Eps8 regulates polarized cell migration and invasion. FAK WT and FAK^−/− cells were transiently transfected with two independent Eps8 siRNAs (siEps8 #1 and #2; siC, control siRNA) and (A) lysed 48 h post transfection and Eps8 expression determined by western blotting using anti-Eps8 antibody. Anti-β-actin was used as a loading control. (B) Confluent monolayers of cells plated on fibronectin were wounded using a pipette tip. Wound closure was quantified at 15 h post wounding. Results are mean±s.e.m. *P<0.01 (Student's t-test). (C) Confluent monolayers of cells plated on fibronectin were wounded using a pipette tip, fixed 3 h later and stained with anti-GM130 antibody (to label the Golgi) and TRITC–phalloidin.

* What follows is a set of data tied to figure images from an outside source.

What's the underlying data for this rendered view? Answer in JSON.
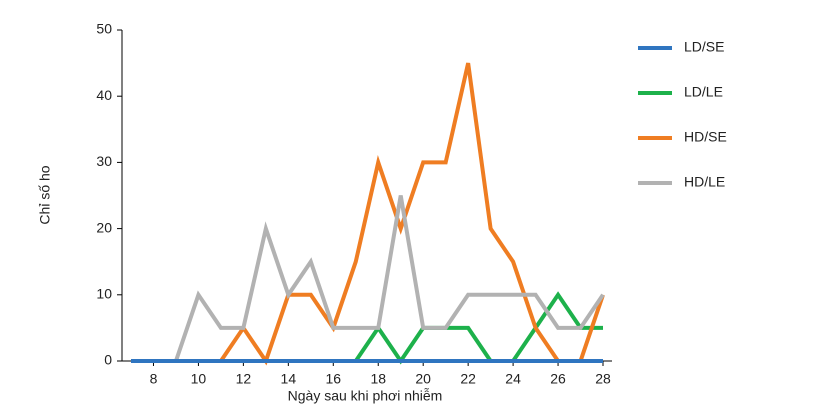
{
  "chart_data": {
    "type": "line",
    "x_label": "Ngày sau khi phơi nhiễm",
    "y_label": "Chỉ số ho",
    "x": [
      7,
      8,
      9,
      10,
      11,
      12,
      13,
      14,
      15,
      16,
      17,
      18,
      19,
      20,
      21,
      22,
      23,
      24,
      25,
      26,
      27,
      28
    ],
    "series": [
      {
        "name": "LD/SE",
        "color": "#2f75c0",
        "values": [
          0,
          0,
          0,
          0,
          0,
          0,
          0,
          0,
          0,
          0,
          0,
          0,
          0,
          0,
          0,
          0,
          0,
          0,
          0,
          0,
          0,
          0
        ]
      },
      {
        "name": "LD/LE",
        "color": "#1db14b",
        "values": [
          null,
          null,
          null,
          null,
          null,
          null,
          null,
          null,
          null,
          null,
          0,
          5,
          0,
          5,
          5,
          5,
          0,
          0,
          5,
          10,
          5,
          5
        ]
      },
      {
        "name": "HD/SE",
        "color": "#ef7d22",
        "values": [
          null,
          null,
          null,
          null,
          0,
          5,
          0,
          10,
          10,
          5,
          15,
          30,
          20,
          30,
          30,
          45,
          20,
          15,
          5,
          0,
          0,
          10
        ]
      },
      {
        "name": "HD/LE",
        "color": "#b2b2b2",
        "values": [
          null,
          null,
          0,
          10,
          5,
          5,
          20,
          10,
          15,
          5,
          5,
          5,
          25,
          5,
          5,
          10,
          10,
          10,
          10,
          5,
          5,
          10
        ]
      }
    ],
    "xlim": [
      6.6,
      28.4
    ],
    "xticks": [
      8,
      10,
      12,
      14,
      16,
      18,
      20,
      22,
      24,
      26,
      28
    ],
    "ylim": [
      0,
      50
    ],
    "yticks": [
      0,
      10,
      20,
      30,
      40,
      50
    ],
    "legend": "right"
  }
}
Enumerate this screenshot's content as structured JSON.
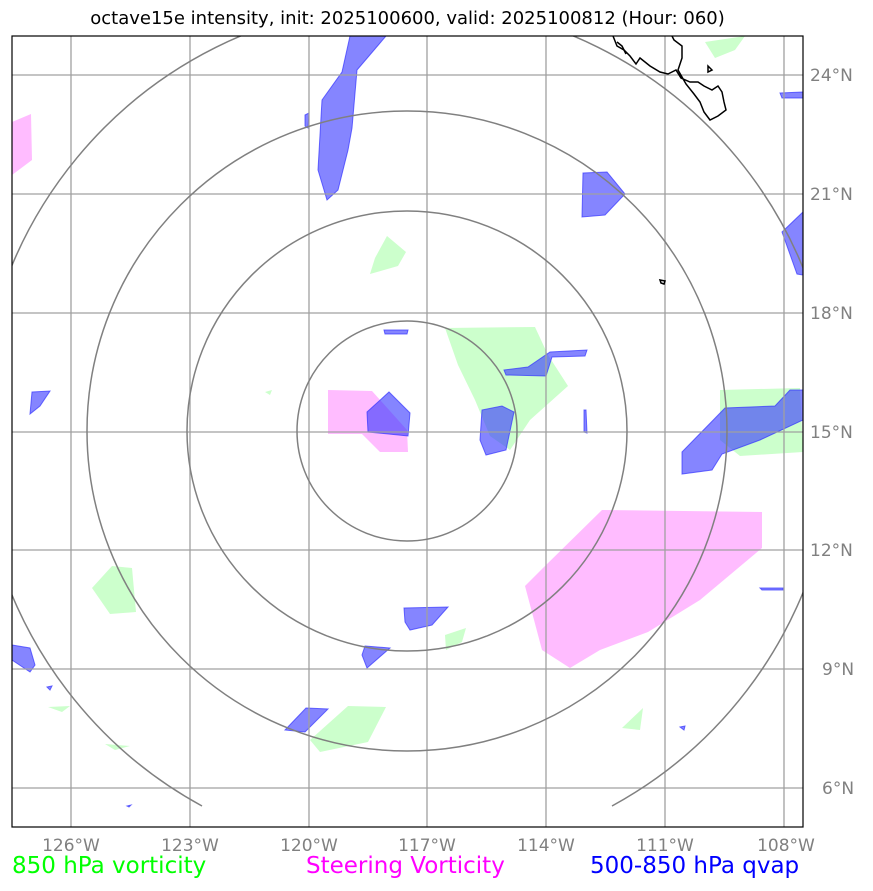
{
  "title": "octave15e intensity, init: 2025100600, valid: 2025100812 (Hour: 060)",
  "model": "octave15e",
  "init": "2025100600",
  "valid": "2025100812",
  "forecast_hour": "060",
  "lon_ticks": [
    "126°W",
    "123°W",
    "120°W",
    "117°W",
    "114°W",
    "111°W",
    "108°W"
  ],
  "lat_ticks": [
    "24°N",
    "21°N",
    "18°N",
    "15°N",
    "12°N",
    "9°N",
    "6°N"
  ],
  "storm_center": {
    "lon": -117.0,
    "lat": 15.0
  },
  "range_rings": [
    "ring-1",
    "ring-2",
    "ring-3",
    "ring-4"
  ],
  "legend": [
    {
      "label": "850 hPa vorticity",
      "color": "#00ff00"
    },
    {
      "label": "Steering Vorticity",
      "color": "#ff00ff"
    },
    {
      "label": "500-850 hPa qvap",
      "color": "#0000ff"
    }
  ],
  "layers": {
    "vorticity_850": {
      "fill": "#ccffcc"
    },
    "steering_vorticity": {
      "fill": "#ffb3ff"
    },
    "qvap": {
      "fill": "#3333ff"
    }
  },
  "colors": {
    "grid": "#a0a0a0",
    "rings": "#808080",
    "coast": "#000000"
  }
}
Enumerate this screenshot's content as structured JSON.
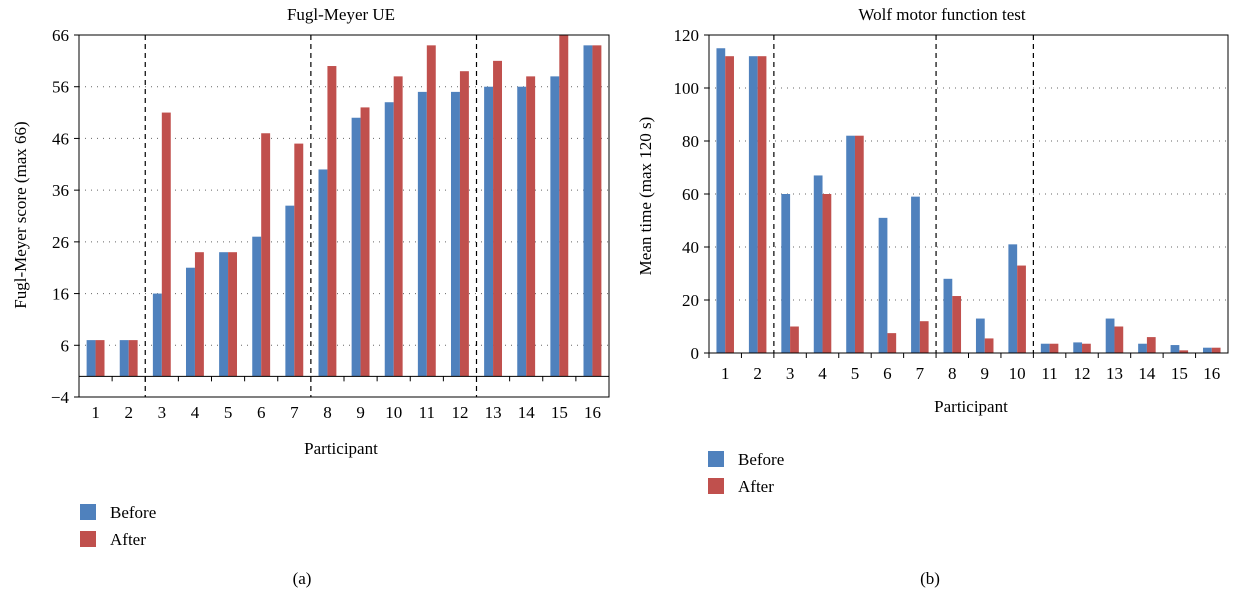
{
  "chart_data": [
    {
      "type": "bar",
      "panel_label": "(a)",
      "title": "Fugl-Meyer UE",
      "xlabel": "Participant",
      "ylabel": "Fugl-Meyer score (max 66)",
      "ylim": [
        -4,
        66
      ],
      "yticks": [
        -4,
        6,
        16,
        26,
        36,
        46,
        56,
        66
      ],
      "ytick_labels": [
        "−4",
        "6",
        "16",
        "26",
        "36",
        "46",
        "56",
        "66"
      ],
      "categories": [
        "1",
        "2",
        "3",
        "4",
        "5",
        "6",
        "7",
        "8",
        "9",
        "10",
        "11",
        "12",
        "13",
        "14",
        "15",
        "16"
      ],
      "series": [
        {
          "name": "Before",
          "color": "#4f81bd",
          "values": [
            7,
            7,
            16,
            21,
            24,
            27,
            33,
            40,
            50,
            53,
            55,
            55,
            56,
            56,
            58,
            64
          ]
        },
        {
          "name": "After",
          "color": "#c0504d",
          "values": [
            7,
            7,
            51,
            24,
            24,
            47,
            45,
            60,
            52,
            58,
            64,
            59,
            61,
            58,
            66,
            64
          ]
        }
      ],
      "dividers_after_category": [
        2,
        7,
        12
      ],
      "grid": "dotted horizontal",
      "legend_position": "bottom-left"
    },
    {
      "type": "bar",
      "panel_label": "(b)",
      "title": "Wolf motor function test",
      "xlabel": "Participant",
      "ylabel": "Mean time (max 120 s)",
      "ylim": [
        0,
        120
      ],
      "yticks": [
        0,
        20,
        40,
        60,
        80,
        100,
        120
      ],
      "ytick_labels": [
        "0",
        "20",
        "40",
        "60",
        "80",
        "100",
        "120"
      ],
      "categories": [
        "1",
        "2",
        "3",
        "4",
        "5",
        "6",
        "7",
        "8",
        "9",
        "10",
        "11",
        "12",
        "13",
        "14",
        "15",
        "16"
      ],
      "series": [
        {
          "name": "Before",
          "color": "#4f81bd",
          "values": [
            115,
            112,
            60,
            67,
            82,
            51,
            59,
            28,
            13,
            41,
            3.5,
            4,
            13,
            3.5,
            3,
            2
          ]
        },
        {
          "name": "After",
          "color": "#c0504d",
          "values": [
            112,
            112,
            10,
            60,
            82,
            7.5,
            12,
            21.5,
            5.5,
            33,
            3.5,
            3.5,
            10,
            6,
            1,
            2
          ]
        }
      ],
      "dividers_after_category": [
        2,
        7,
        10
      ],
      "grid": "dotted horizontal",
      "legend_position": "bottom-left"
    }
  ]
}
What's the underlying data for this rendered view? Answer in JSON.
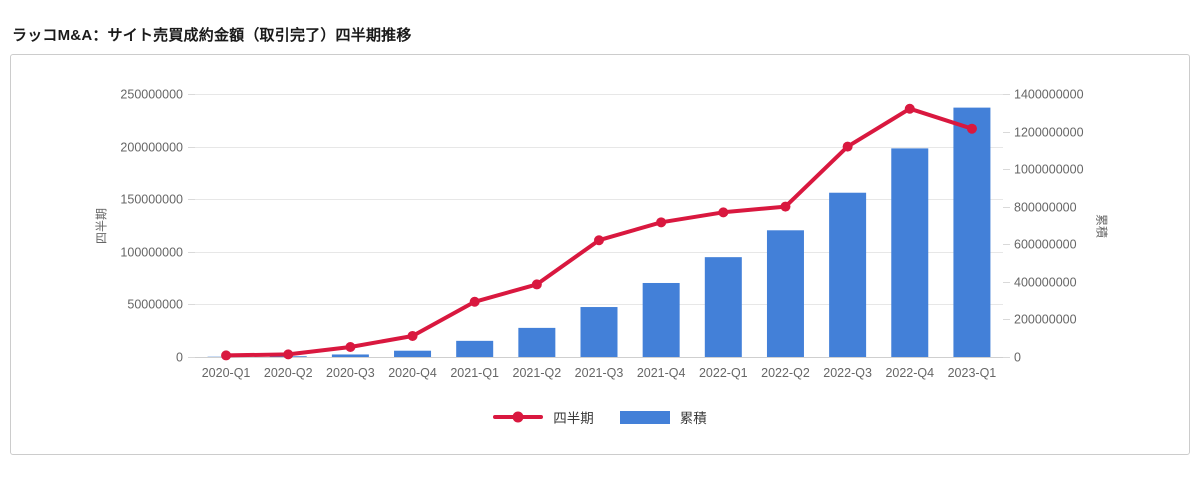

Polarization was scored using the orientation of the Golgi towards the wound edge. Solid arrows indicate polarized cells. Dashed arrows indicate unpolarized cells. Scale bars: 20 µm. Results are mean±s.d. *P<0.001 (Student's t-test). (D) Cells were seeded on growth-factor-reduced Matrigel in serum-free conditions. Invasion towards a serum gradient (the distance of the horizontal z-section from the top of Matrigel is given) was visualized after 72 h by staining the cells with calcein. Results are mean±s.e.m. *P<0.001 (Student's t-test). Quantification is representative of at least three independent experiments in all cases.